Lipid composition alters drug action at the nicotinic acetylcholine receptor.

We tested the hypothesis that membrane lipid composition influences drug action at membrane proteins by studying local anesthetic action at the nicotinic acetylcholine receptor (nAChR). Infrared difference spectra show that concentrations of tetracaine consistent with binding to the ion channel (<50 microM) stabilize a resting-like state when the nAChR is reconstituted into phosphatidylcholine membranes containing the anionic lipid, phosphatidic acid, but have no effect on the nAChR reconstituted into membranes lacking phosphatidic acid, either in the presence or absence of cholesterol. Concentrations of tetracaine above 200 microM lead to neurotransmitter site binding in all membranes. In the presence of phosphatidic acid, cholesterol, or both, neurotransmitter site binding leads to the formation of quaternary amine-aromatic interactions between tetracaine and binding site tyrosine/tryptophan residues and the stabilization of a desensitized state. One interpretation suggested by lipid partitioning studies is that phosphatidic acid enhances tetracaine action at the channel pore by increasing the partitioning of tetracaine into the lipid bilayer, thereby enhancing access to the transmembrane pore.
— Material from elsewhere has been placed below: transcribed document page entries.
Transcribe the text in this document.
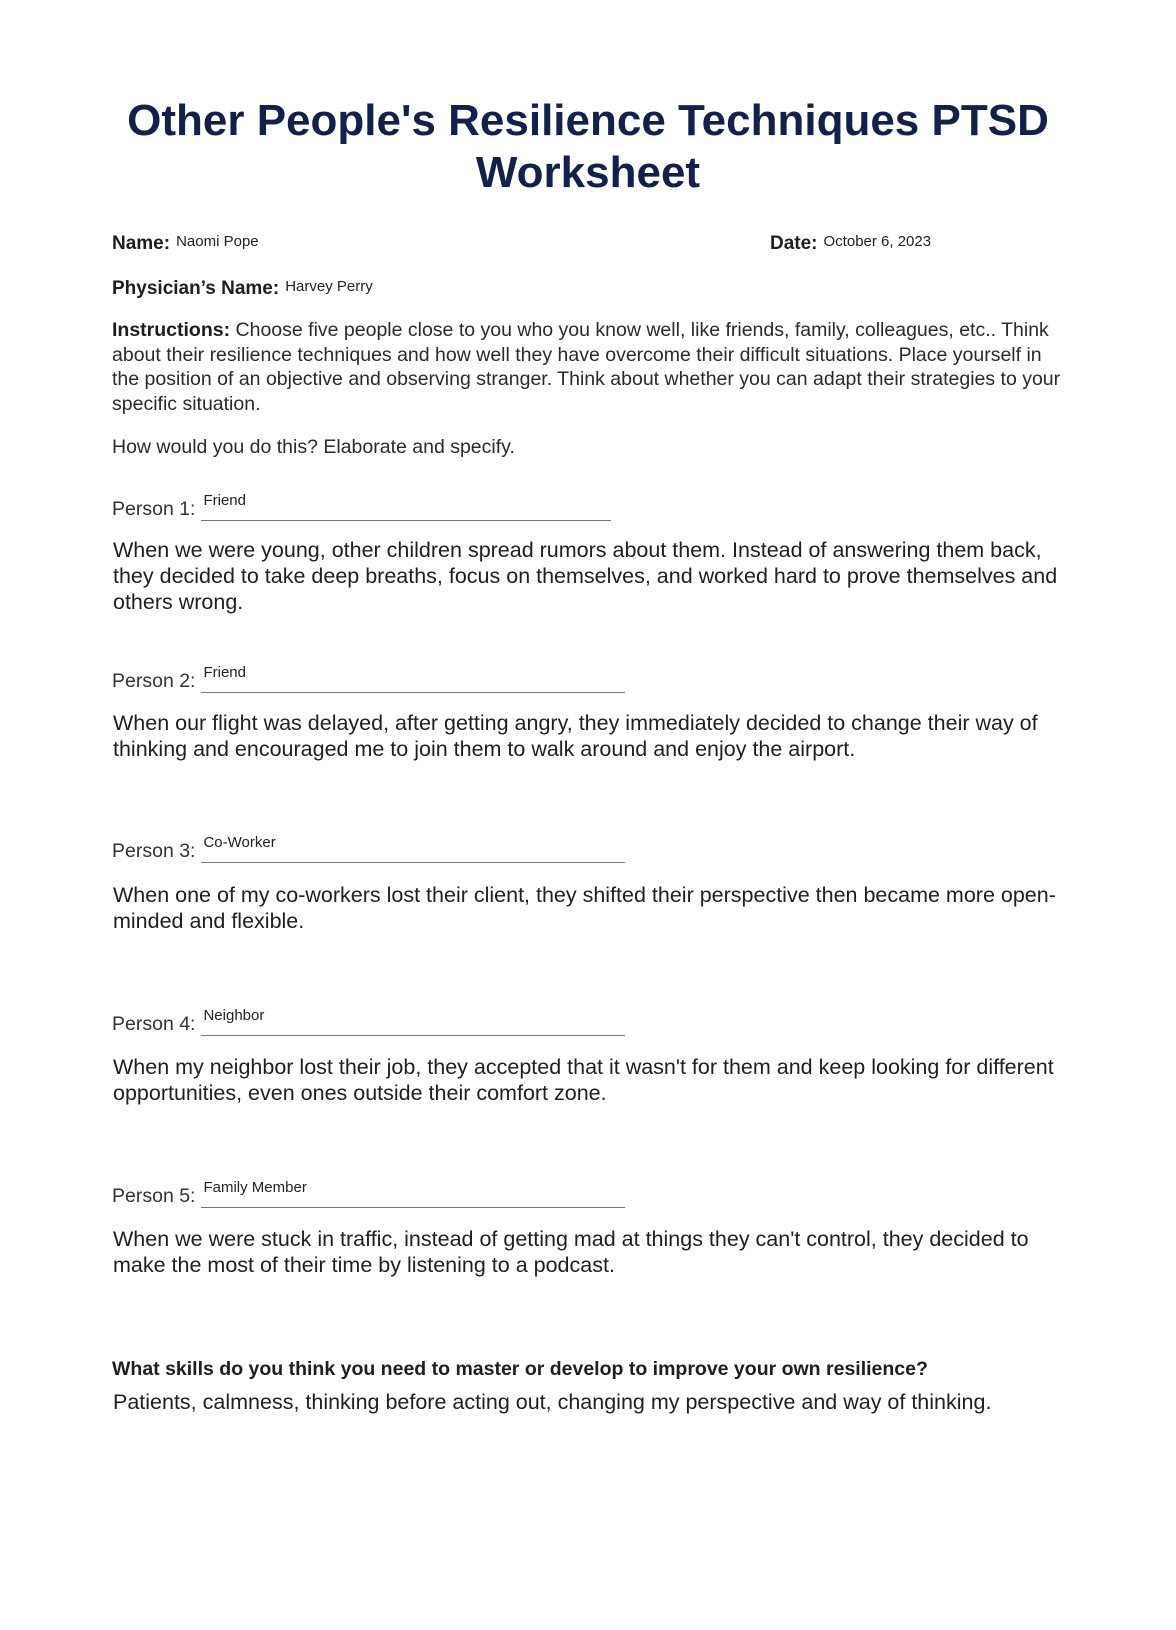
Other People's Resilience Techniques PTSD Worksheet
Name: Naomi Pope	Date: October 6, 2023
Physician’s Name: Harvey Perry

Instructions: Choose five people close to you who you know well, like friends, family, colleagues, etc.. Think about their resilience techniques and how well they have overcome their difficult situations. Place yourself in the position of an objective and observing stranger. Think about whether you can adapt their strategies to your specific situation.

How would you do this? Elaborate and specify.

Person 1: Friend

When we were young, other children spread rumors about them. Instead of answering them back, they decided to take deep breaths, focus on themselves, and worked hard to prove themselves and others wrong.

Person 2: Friend

When our flight was delayed, after getting angry, they immediately decided to change their way of thinking and encouraged me to join them to walk around and enjoy the airport.

Person 3: Co-Worker

When one of my co-workers lost their client, they shifted their perspective then became more open-minded and flexible.

Person 4: Neighbor

When my neighbor lost their job, they accepted that it wasn't for them and keep looking for different opportunities, even ones outside their comfort zone.

Person 5: Family Member

When we were stuck in traffic, instead of getting mad at things they can't control, they decided to make the most of their time by listening to a podcast.

What skills do you think you need to master or develop to improve your own resilience?

Patients, calmness, thinking before acting out, changing my perspective and way of thinking.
However, subtle membrane-dependent variations in the vibrations of tyrosine and tryptophan residues, and agonist analog binding studies indicate that the structures of the agonist-bound neurotransmitter sites of the nAChR in membranes lacking both phosphatidic acid and cholesterol differ from the structures of the agonist-desensitized neurotransmitter sites in the presence of both lipids. Lipid action at the nAChR thus involves more than a simple modulation of the equilibrium between resting and desensitized states.